I think the Bush administration has bigger fish to fry. If they want to go after the European Union’s ban on Genetically Altered food as an obstruction to free trade (and they say they do), first they’ll want to make sure there are no US environmental rules standing in the way of free trade that the Europeans could point to. Plus it’s not exactly like this administration is full of kelp huggers.

You remember those turtle wannabes at the Seattle WTO talks in 1999? They were protesting the same sort of thing, a World Trade Organization ruling that said the US hindered free trade by requiring imported shrimp be caught by boats using devices which prevent turtles from drowning in their nets (like us dolphins they’re also air breathers). This is at a time when most of the world’s sea turtles, some of the oldest species on earth, are in danger of extinction. And while I don’t like to stereotype a whole species, it ain’t the tiger sharks that are wiping them out.

I also don’t like the term “race to the bottom” since that’s something I do in my tank every day and quite enjoy, but clearly there’s something wrong when first the Clinton and now the Bush administration are willing to sacrifice dolphins on the altar of unfettered global commerce.

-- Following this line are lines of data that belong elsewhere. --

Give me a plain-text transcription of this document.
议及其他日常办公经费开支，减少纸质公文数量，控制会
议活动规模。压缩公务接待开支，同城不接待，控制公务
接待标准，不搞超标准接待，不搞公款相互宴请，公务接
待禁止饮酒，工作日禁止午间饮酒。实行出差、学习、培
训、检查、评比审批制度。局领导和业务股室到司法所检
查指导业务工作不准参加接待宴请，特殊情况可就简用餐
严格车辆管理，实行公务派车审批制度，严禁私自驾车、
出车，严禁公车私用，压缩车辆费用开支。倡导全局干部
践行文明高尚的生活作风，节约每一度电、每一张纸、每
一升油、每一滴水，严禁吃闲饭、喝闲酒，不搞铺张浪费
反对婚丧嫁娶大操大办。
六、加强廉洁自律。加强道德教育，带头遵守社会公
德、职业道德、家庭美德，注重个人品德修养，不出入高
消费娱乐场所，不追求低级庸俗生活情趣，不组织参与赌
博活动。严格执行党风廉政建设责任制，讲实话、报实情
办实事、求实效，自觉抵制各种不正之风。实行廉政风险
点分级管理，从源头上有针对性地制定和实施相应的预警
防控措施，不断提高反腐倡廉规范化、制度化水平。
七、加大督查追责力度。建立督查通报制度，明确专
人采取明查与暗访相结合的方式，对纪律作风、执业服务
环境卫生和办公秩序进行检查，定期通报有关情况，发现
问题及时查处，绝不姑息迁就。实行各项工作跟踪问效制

After all, we dolphins have served this country well. We’ve done “wet work” for the Navy in Vietnam and the Persian Gulf, and stand ready in our San Diego pens should we be called upon again, even by an administration that’s turned its dorsal side to us. We’ve entertained you in marine theme parks and swim along programs. We were wildly popular on TV and in movies long before a certain fat Orca made the Hollywood scene. We’ve tolerated a lot of abuse over the years but this latest attempt to redefine “Dolphin Safe” as “Dolphin Dead” is enough to make a hagfish gag. Please stop the madness before I lose my smile.

David Helvarg is the author of Blue Frontier ö Saving America’s Living Seas and founder of the Blue Frontier Campaign in Washington DC.